The Scottish Government has met with investors in a bid to save Mortons Rolls.
Scottish business minister Ivan McKee held the meeting on Thursday afternoon but no deal has yet been struck.
The iconic Scottish brand, based in Glasgow, ceased trading last week after 58 years in business.
Around 250 jobs at the company’s manufacturing facility in Drumchapel are at risk.
A letter to Mortons Rolls employees – dated March 3 – circulating on social media read: “We are writing to consult you with regard to your employment with Morton’s Rolls Limited being terminated as a result of redundancy.
“Whilst no final decision has been taken, every employee of the company is receiving this letter as all jobs are at risk.”
On Monday, Labour MSP Paul Sweeney announced that Mortons Rolls could be saved following a positive discussion with angel investors.

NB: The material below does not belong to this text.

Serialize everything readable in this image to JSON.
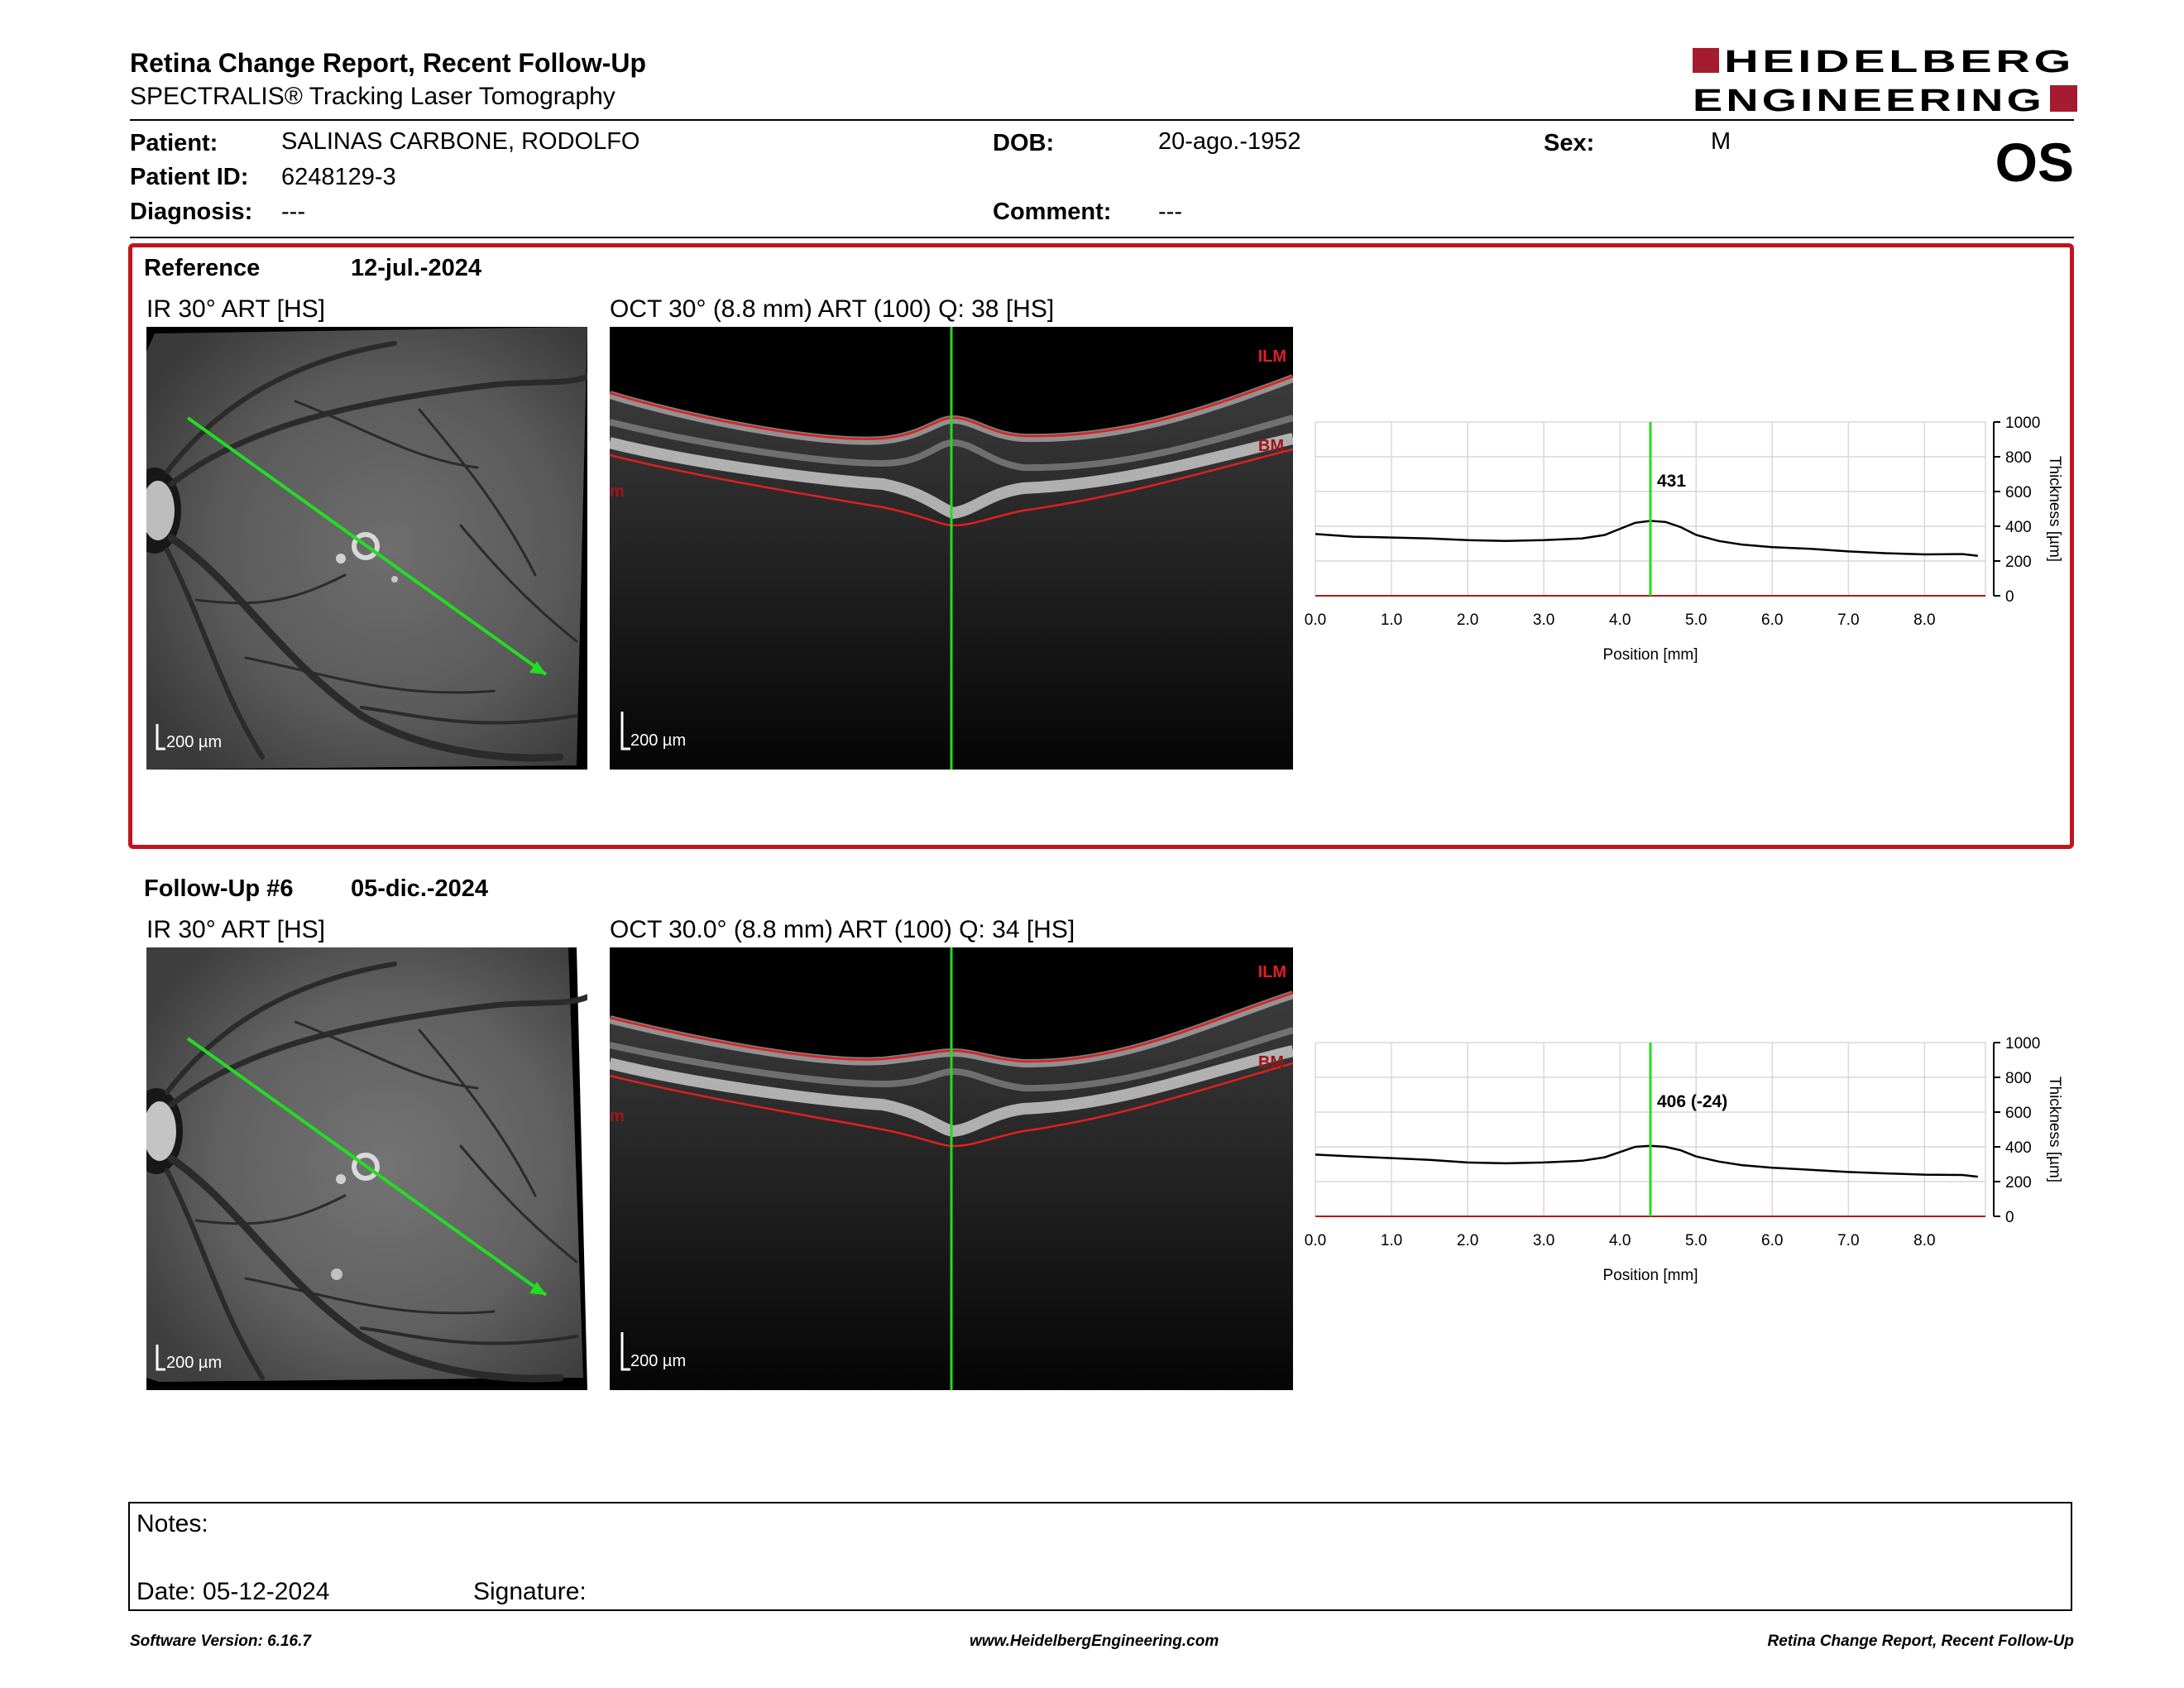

He tweeted: “I’ve had a positive discussion today with angel investors who are prepared to buy @mortonsrolls, saving the brand and many of the jobs.
“Time is of the essence to secure the factory lease and jobs. I have requested that Scottish Ministers engage with the investors within 24 hours.”
At FMQs on Thursday, Nicola Sturgeon said her government would do everything it could to try and save the business.
She said: “I, like everyone else, was deeply concerned of the company’s decision to cease trading last week.
“In my pre-politics life I used to work in Drumchapel. I know how important a company like this is to people there and to the sense of community.
“Of course, Mortons is an iconic Scottish brand.
“The Scottish Government, working with Glasgow City Council, will do everything we possibly can to see if there’s a rescue package that allows the company to continue trading and to continue to make the contribution that it has made for some time to the community of Drumchapel.”
Scotland’s business minister said the 250 workers affected by the business ceasing trading are the “immediate priority”.
McKee said: “The Scottish Government’s initiative for responding to redundancy situations, Partnership Action for Continuing Employment (PACE), has contacted the company to offer to provide support to affected employees.
“PACE aims to minimise the time people affected by redundancy are out of work by providing skills development and employability support.
“PACE support is already available online and through the PACE Helpline. Two PACE Support and Jobs Fair events will be held at Partick Job Centre on Thursday 16th and Friday 17th March.
“I have held constructive talks with Paul Sweeney MSP and Bill Kidd MSP to discuss how the Scottish Government can support those at risk of redundancy and to consider suitable next steps.
“Earlier today I met potential investors to listen to their proposal.”
The company started making morning rolls in 1965 and later expanded into cakes, tattie scones and more baked goods.
It was originally founded by Bob Morton and Jim Clarke in 1965 at their bakery in Anniesland in Glasgow’s West End.
In 2021, the business announced a six-figure deal with Lidl to provide rolls and other items and said they were making a significant investment in new machines and new jobs.